Cheer the Fuck Up is moving when it comes to a young man sharing the horrible experience of his father dying very abruptly at a relatively young age. There's quite a lot else to recommend it but after a while it becomes very clear that it's the work of a 25 year old man (still a baby) reflecting on the naiveté of his youth (baby). By the time you get to the suicide, there's something oddly numbing at play, like Rooke is well intentioned but not really qualified for the job (disclaimer: I may be older than Rooke but I am willing to admit that he is better equipped than me).

There are also things that he shouldn't have put on the record, like he finds plays long and boring (an interview published less than a month before the time of writing this bears the headline "Phoebe Waller-Bridge just asked me to write her a play"). There's also the concern that even before he starts abusing alcohol as a grief coping mechanism, there's a lot of worrisome alcohol consumption between these pages.

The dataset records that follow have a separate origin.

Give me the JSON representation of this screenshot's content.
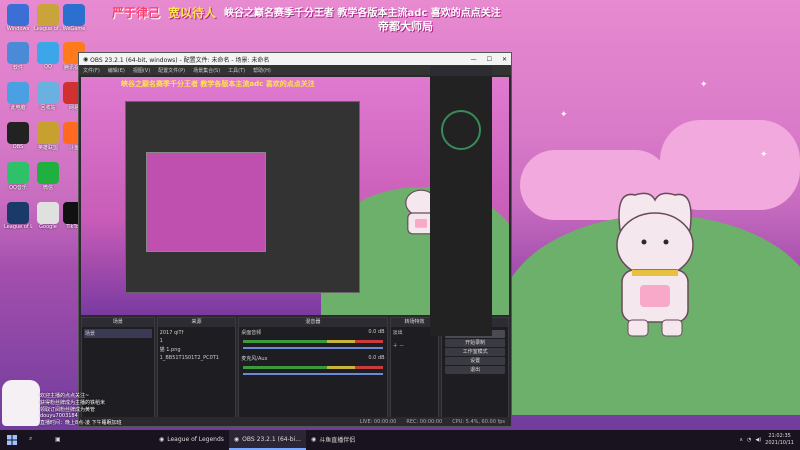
{
  "banner": {
    "left_text_1": "严于律己",
    "left_text_2": "宽以待人",
    "title": "峡谷之巅名赛季千分王者 教学各版本主流adc 喜欢的点点关注",
    "subtitle": "帝都大师局"
  },
  "desktop_icons": [
    {
      "label": "Windows",
      "color": "#3b6fd6"
    },
    {
      "label": "League of...",
      "color": "#c9a43a"
    },
    {
      "label": "WeGame",
      "color": "#2b6fcf"
    },
    {
      "label": "软件",
      "color": "#4a8ad6"
    },
    {
      "label": "QQ",
      "color": "#3ba6e8"
    },
    {
      "label": "腾讯视频",
      "color": "#ff7a1a"
    },
    {
      "label": "此电脑",
      "color": "#4aa0e0"
    },
    {
      "label": "回收站",
      "color": "#6ab0e0"
    },
    {
      "label": "网易",
      "color": "#d03030"
    },
    {
      "label": "OBS",
      "color": "#222222"
    },
    {
      "label": "英雄联盟",
      "color": "#c8a030"
    },
    {
      "label": "斗鱼",
      "color": "#ff6a20"
    },
    {
      "label": "QQ音乐",
      "color": "#2fc06a"
    },
    {
      "label": "微信",
      "color": "#20b040"
    },
    {
      "label": "League of Legends",
      "color": "#1a3a6a"
    },
    {
      "label": "Google",
      "color": "#e0e0e0"
    },
    {
      "label": "TikTok",
      "color": "#111111"
    }
  ],
  "obs": {
    "window_title": "OBS 23.2.1 (64-bit, windows) - 配置文件: 未命名 - 场景: 未命名",
    "menus": [
      "文件(F)",
      "编辑(E)",
      "视图(V)",
      "配置文件(P)",
      "场景集合(S)",
      "工具(T)",
      "帮助(H)"
    ],
    "docks": {
      "scenes": {
        "header": "场景",
        "items": [
          "场景"
        ]
      },
      "sources": {
        "header": "来源",
        "items": [
          "2017 qiTf",
          "1",
          "猫 1.png",
          "1_BB51T1S01T2_PC0T1"
        ]
      },
      "mixer": {
        "header": "混音器",
        "tracks": [
          {
            "name": "桌面音频",
            "db": "0.0 dB"
          },
          {
            "name": "麦克风/Aux",
            "db": "0.0 dB"
          }
        ]
      },
      "transitions": {
        "header": "转场特效",
        "type": "淡出"
      },
      "controls": {
        "header": "控件",
        "buttons": [
          "停止推流",
          "开始录制",
          "工作室模式",
          "设置",
          "退出"
        ]
      }
    },
    "statusbar": [
      "LIVE: 00:00:00",
      "REC: 00:00:00",
      "CPU: 5.4%, 60.00 fps"
    ]
  },
  "chat": {
    "lines": [
      "欢迎主播的点点关注~",
      "获得粉丝牌成为主播的铁稻米",
      "领取订阅粉丝牌成为黄管",
      "douyu7003184",
      "直播时间：晚上8点-凌 下午睡眠加班"
    ]
  },
  "taskbar": {
    "items": [
      {
        "label": "League of Legends",
        "active": false
      },
      {
        "label": "OBS 23.2.1 (64-bi...",
        "active": true
      },
      {
        "label": "斗鱼直播伴侣",
        "active": false
      }
    ],
    "time": "21:02:35",
    "date": "2021/10/11"
  }
}
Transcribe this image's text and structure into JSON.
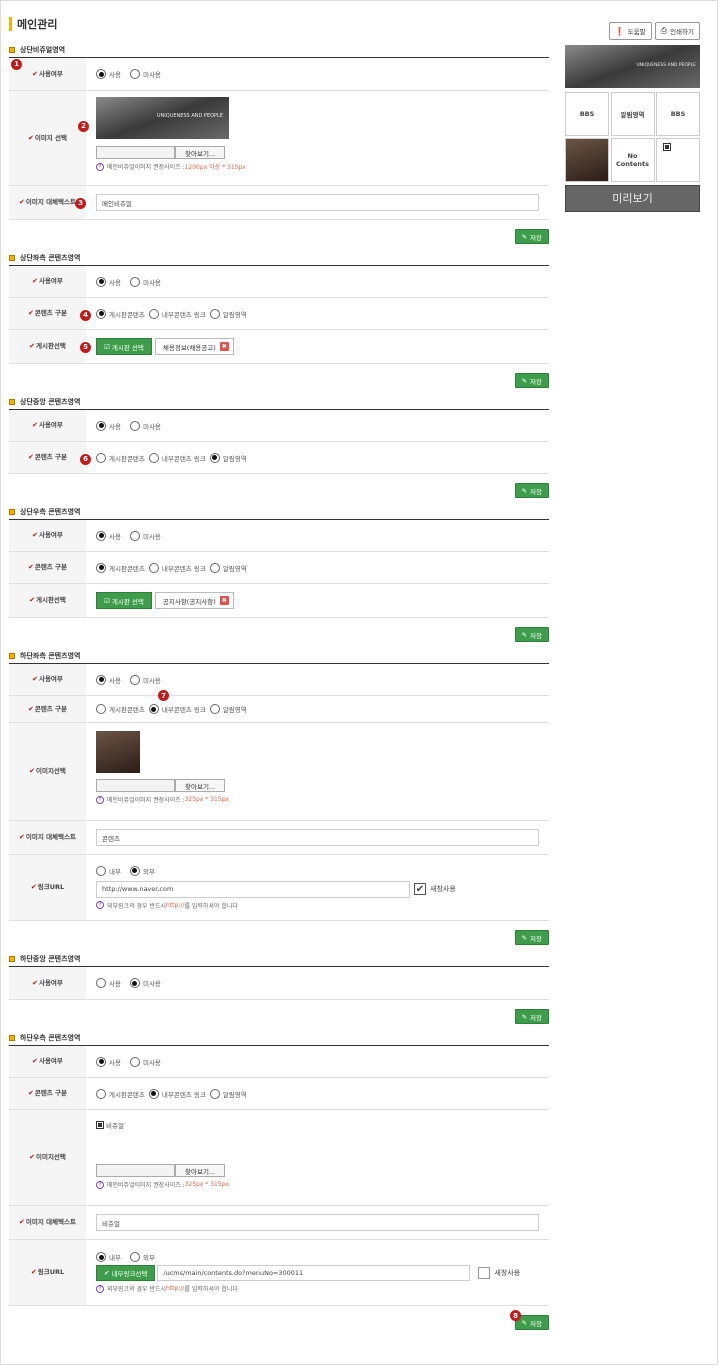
{
  "page_title": "메인관리",
  "toolbar": {
    "help": "도움말",
    "print": "인쇄하기"
  },
  "preview": {
    "row1": [
      "BBS",
      "알림영역",
      "BBS"
    ],
    "no_contents": "No Contents",
    "preview_button": "미리보기",
    "banner_text": "UNIQUENESS AND PEOPLE"
  },
  "common": {
    "use": "사용",
    "unused": "미사용",
    "type_board": "게시판콘텐츠",
    "type_internal": "내부콘텐츠 링크",
    "type_notice": "알림영역",
    "find": "찾아보기...",
    "save": "저장",
    "board_select": "게시판 선택",
    "internal": "내부",
    "external": "외부",
    "new_window": "새창사용",
    "ext_note_pre": "외부링크의 경우 반드시 ",
    "ext_note_url": "http://",
    "ext_note_post": "를 입력하셔야 합니다",
    "internal_link_btn": "내부링크선택",
    "img_note_pre": "메인비쥬얼이미지 권장사이즈 : "
  },
  "labels": {
    "use": "사용여부",
    "image_select1": "이미지 선택",
    "alt_text": "이미지 대체텍스트",
    "content_type": "콘텐츠 구분",
    "board": "게시판선택",
    "image_select2": "이미지선택",
    "link_url": "링크URL"
  },
  "sections": {
    "s1": {
      "title": "상단비쥬얼영역",
      "img_size": "1200px 이상 * 315px",
      "alt_value": "메인비쥬얼"
    },
    "s2": {
      "title": "상단좌측 콘텐츠영역",
      "board_name": "채용정보(채용공고)"
    },
    "s3": {
      "title": "상단중앙 콘텐츠영역"
    },
    "s4": {
      "title": "상단우측 콘텐츠영역",
      "board_name": "공지사항(공지사항)"
    },
    "s5": {
      "title": "하단좌측 콘텐츠영역",
      "img_size": "325px * 315px",
      "alt_value": "콘텐츠",
      "url_value": "http://www.naver.com"
    },
    "s6": {
      "title": "하단중앙 콘텐츠영역"
    },
    "s7": {
      "title": "하단우측 콘텐츠영역",
      "img_label": "비쥬얼",
      "img_size": "325px * 315px",
      "alt_value": "비쥬얼",
      "url_value": "/ucms/main/contents.do?menuNo=300011"
    }
  },
  "badges": [
    "1",
    "2",
    "3",
    "4",
    "5",
    "6",
    "7",
    "8"
  ],
  "colors": {
    "accent": "#f1b400",
    "save_green": "#3e9d4a",
    "badge_red": "#c21a1a"
  }
}
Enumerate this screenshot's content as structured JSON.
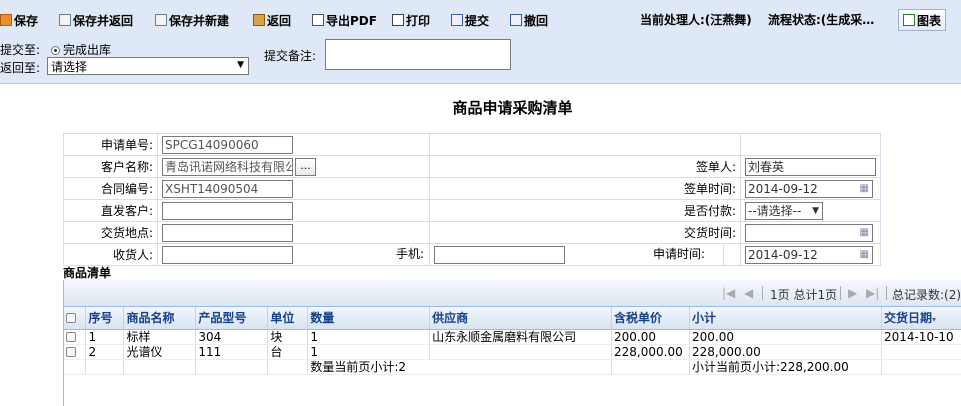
{
  "toolbar": {
    "save": "保存",
    "save_return": "保存并返回",
    "save_new": "保存并新建",
    "back": "返回",
    "export_pdf": "导出PDF",
    "print": "打印",
    "submit": "提交",
    "recall": "撤回",
    "handler": "当前处理人:(汪燕舞)",
    "flow_status": "流程状态:(生成采…",
    "chart": "图表"
  },
  "submit_panel": {
    "submit_to_label": "提交至:",
    "submit_to_option": "完成出库",
    "return_to_label": "返回至:",
    "return_to_value": "请选择",
    "note_label": "提交备注:",
    "note_value": ""
  },
  "page_title": "商品申请采购清单",
  "form": {
    "apply_no_label": "申请单号:",
    "apply_no": "SPCG14090060",
    "customer_label": "客户名称:",
    "customer": "青岛讯诺网络科技有限公",
    "customer_btn": "...",
    "contract_label": "合同编号:",
    "contract": "XSHT14090504",
    "direct_customer_label": "直发客户:",
    "direct_customer": "",
    "delivery_place_label": "交货地点:",
    "delivery_place": "",
    "receiver_label": "收货人:",
    "receiver": "",
    "phone_label": "手机:",
    "phone": "",
    "signer_label": "签单人:",
    "signer": "刘春英",
    "sign_time_label": "签单时间:",
    "sign_time": "2014-09-12",
    "paid_label": "是否付款:",
    "paid": "--请选择--",
    "delivery_time_label": "交货时间:",
    "delivery_time": "",
    "apply_time_label": "申请时间:",
    "apply_time": "2014-09-12"
  },
  "goods": {
    "section_title": "商品清单",
    "pager": {
      "page_info": "1页 总计1页",
      "total": "总记录数:(2)"
    },
    "columns": [
      "序号",
      "商品名称",
      "产品型号",
      "单位",
      "数量",
      "供应商",
      "含税单价",
      "小计",
      "交货日期"
    ],
    "rows": [
      [
        "1",
        "标样",
        "304",
        "块",
        "1",
        "山东永顺金属磨料有限公司",
        "200.00",
        "200.00",
        "2014-10-10"
      ],
      [
        "2",
        "光谱仪",
        "111",
        "台",
        "1",
        "",
        "228,000.00",
        "228,000.00",
        ""
      ]
    ],
    "summary": {
      "qty": "数量当前页小计:2",
      "subtotal": "小计当前页小计:228,200.00"
    }
  }
}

Cheer the Fuck Up is a scattershot approach to its subject matter, only sometimes seeming to have a through line, then wandering off into the wilderness. Rooke's talents are considerable, and used with laser focus (and better results) in Big Boys. He's a valuable member of society, but Cheer the Fuck Up really tapers off, and the end feels like shit simply got too real for him with only the scantest of lip service paid to legitimate issues in his life. On top of that it reads as a really bizarre non-coming out story, but that's real life for you. I'm legitimately curious whether this book has proven useful to anyone; if it has, I'm glad.

(Also dubious: Rooke expresses lust for a young Keir Starmer, and says of his accommodation: “it was a bit like living next to a non-famous, bisexual Amy Schumer.” Literally nothing in this book has aged well).